Fischbach offers a corrective to Black’s discussion of the 1979 firing of Andrew Young, the civil rights veteran and first African American US ambassador to the United Nations. Black credits Young for his “bravery in breaking with national policy” by meeting with a representative of the Palestine Liberation Organization (PLO) at a time when the US government, in compliance with an Israeli request, had an official policy of refusing any contact with the PLO. What Black’s account doesn’t mention is that Young—who was about to assume the rotating position of UN Security Council president—met surreptitiously with a PLO representative in order to head off a PLO attempt to introduce a Palestinian statehood resolution before the council.
It’s dubious whether Young was attempting to assert a “black foreign policy,” as Black claims. He was actually carrying out the Carter administration’s instructions to prevent an airing of the resolution, which was on deck to be introduced by the Kuwaiti representative. It is certainly to Young’s credit that, when he was forced out, he openly declared his opposition to the absurd policy of not talking to the PLO—but a more complex picture emerges when Young’s motivations are taken into account.

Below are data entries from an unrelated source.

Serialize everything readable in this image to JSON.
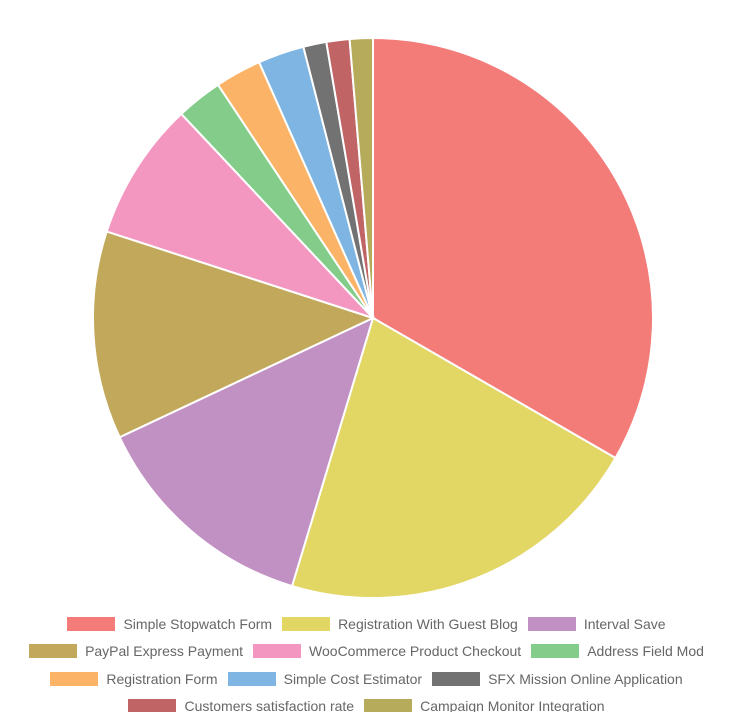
{
  "chart_data": {
    "type": "pie",
    "categories": [
      "Simple Stopwatch Form",
      "Registration With Guest Blog",
      "Interval Save",
      "PayPal Express Payment",
      "WooCommerce Product Checkout",
      "Address Field Mod",
      "Registration Form",
      "Simple Cost Estimator",
      "SFX Mission Online Application",
      "Customers satisfaction rate",
      "Campaign Monitor Integration"
    ],
    "values": [
      25,
      16,
      10,
      9,
      6,
      2,
      2,
      2,
      1,
      1,
      1
    ],
    "colors": [
      "#f37b78",
      "#e2d664",
      "#c191c3",
      "#c2a85a",
      "#f397c1",
      "#84cc8a",
      "#fbb467",
      "#7eb5e2",
      "#727272",
      "#c06466",
      "#b6ab5a"
    ]
  }
}
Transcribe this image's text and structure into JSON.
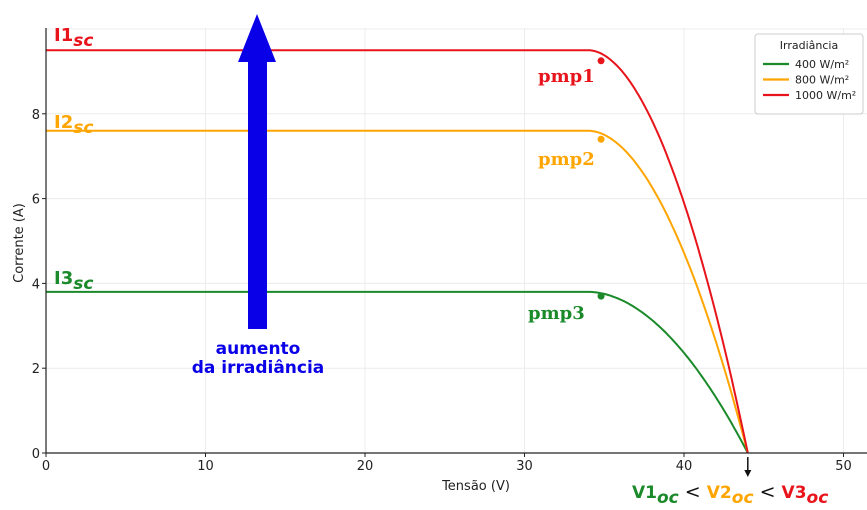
{
  "chart_data": {
    "type": "line",
    "xlabel": "Tensão (V)",
    "ylabel": "Corrente (A)",
    "xlim": [
      0,
      52
    ],
    "ylim": [
      0,
      10.1
    ],
    "xticks": [
      0,
      10,
      20,
      30,
      40,
      50
    ],
    "yticks": [
      0,
      2,
      4,
      6,
      8
    ],
    "grid": true,
    "legend": {
      "title": "Irradiância",
      "placement": "top-right"
    },
    "voc": 44,
    "series": [
      {
        "name": "400 W/m²",
        "color": "#1b8a2a",
        "isc": 3.8,
        "knee": 34,
        "mpp": [
          34.8,
          3.7
        ]
      },
      {
        "name": "800 W/m²",
        "color": "#ffa500",
        "isc": 7.6,
        "knee": 34,
        "mpp": [
          34.8,
          7.4
        ]
      },
      {
        "name": "1000 W/m²",
        "color": "#e8141b",
        "isc": 9.5,
        "knee": 34,
        "mpp": [
          34.8,
          9.25
        ]
      }
    ],
    "annotations": {
      "isc": [
        {
          "main": "I1",
          "sub": "sc",
          "color": "#e8141b"
        },
        {
          "main": "I2",
          "sub": "sc",
          "color": "#ffa500"
        },
        {
          "main": "I3",
          "sub": "sc",
          "color": "#1b8a2a"
        }
      ],
      "pmp": [
        {
          "text": "pmp1",
          "color": "#e8141b"
        },
        {
          "text": "pmp2",
          "color": "#ffa500"
        },
        {
          "text": "pmp3",
          "color": "#1b8a2a"
        }
      ],
      "arrow": {
        "line1": "aumento",
        "line2": "da irradiância",
        "color": "#0a00e8"
      },
      "voc": [
        {
          "main": "V1",
          "sub": "oc",
          "color": "#1b8a2a"
        },
        {
          "op": "<"
        },
        {
          "main": "V2",
          "sub": "oc",
          "color": "#ffa500"
        },
        {
          "op": "<"
        },
        {
          "main": "V3",
          "sub": "oc",
          "color": "#e8141b"
        }
      ]
    }
  }
}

At the same time, Fischbach provides important context to illustrate the double standard that is applied to Black officials who take a stand on Palestine. It’s significant that the US ambassador to Austria, Milton Wolf, a prominent Jewish industrialist, had met three times previously with the PLO and was not forced to resign, as Young had been. This fact is also missing from Black’s discussion of the Young affair, but it’s as pertinent today as it was in the 1970s.